Long a standard reference source for scholarship, largely because of its tightly controlled editing, the Encyclopaedia Britannica announced this week it was throwing open its elegantly-bound covers to the masses. It will allow the “user community” (in the words of the encyclopedia’s blog) to contribute their own articles, which will be clearly marked and run alongside the edited reference pieces.

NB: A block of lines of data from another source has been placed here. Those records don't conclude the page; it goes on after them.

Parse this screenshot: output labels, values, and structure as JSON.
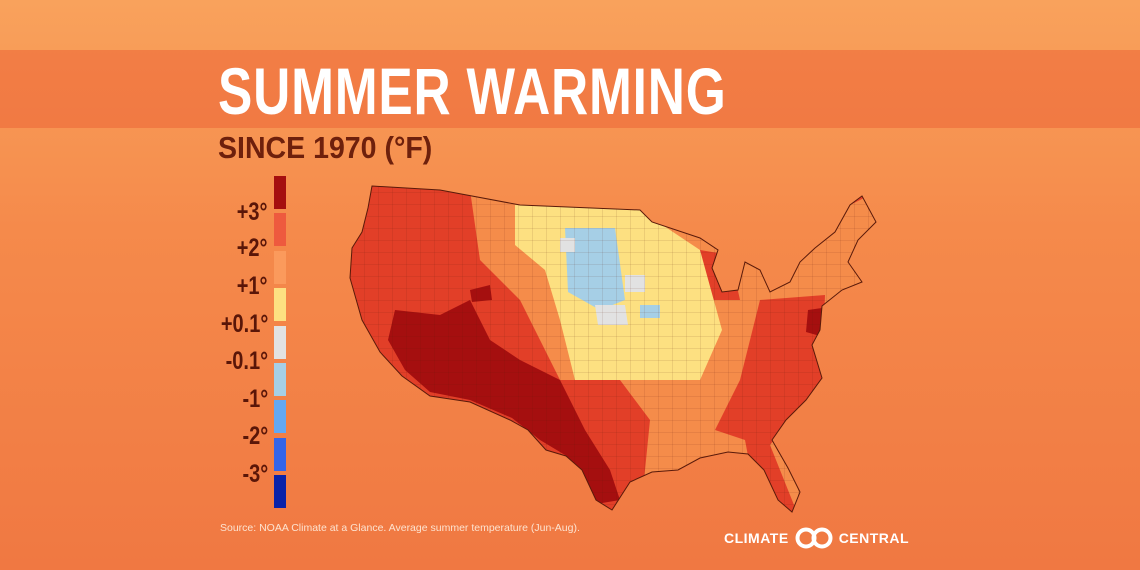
{
  "title": "SUMMER WARMING",
  "subtitle": "SINCE 1970 (°F)",
  "legend": [
    {
      "label": "+3°",
      "color": "#a50f0f"
    },
    {
      "label": "+2°",
      "color": "#ee5a3e"
    },
    {
      "label": "+1°",
      "color": "#fb9a5c"
    },
    {
      "label": "+0.1°",
      "color": "#fde081"
    },
    {
      "label": "-0.1°",
      "color": "#e2e2e2"
    },
    {
      "label": "-1°",
      "color": "#a6cfe6"
    },
    {
      "label": "-2°",
      "color": "#62a8f4"
    },
    {
      "label": "-3°",
      "color": "#3565e8"
    },
    {
      "label": "",
      "color": "#0a22a8"
    }
  ],
  "source": "Source: NOAA Climate at a Glance. Average summer temperature (Jun-Aug).",
  "logo": {
    "left": "CLIMATE",
    "right": "CENTRAL"
  }
}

This seems to be a response to the runaway success of the user-edited online reference tool Wikipedia. (See for yourself. Do a Web search on a topic and note whether Wikipedia or Britannica shows up first.) Scholars have been adamantly opposed to Wikipedia citations in academic papers because the authors and sources are always changing. Jimmy Wales, Wikipedia’s co-founder, agrees with this, but in next week’s issue of The Chronicle (click back to our home page on Monday for more) he also points to some changes in the reference tool that may make it more palatable to scholars.
At Britannica, “readers and users will also be invited into an online community where they can work and publish at Britannica’s site under their own names,” the encyclopedia’s blog explains.
But it’s not a complete free-for-all. The voice of Britannica adds that the core encyclopedia itself “will continue to be edited according to the most rigorous standards and will bear the imprimatur ‘Britannica Checked’ to distinguish it from material on the site for which Britannica editors are not responsible.”—Josh Fischman.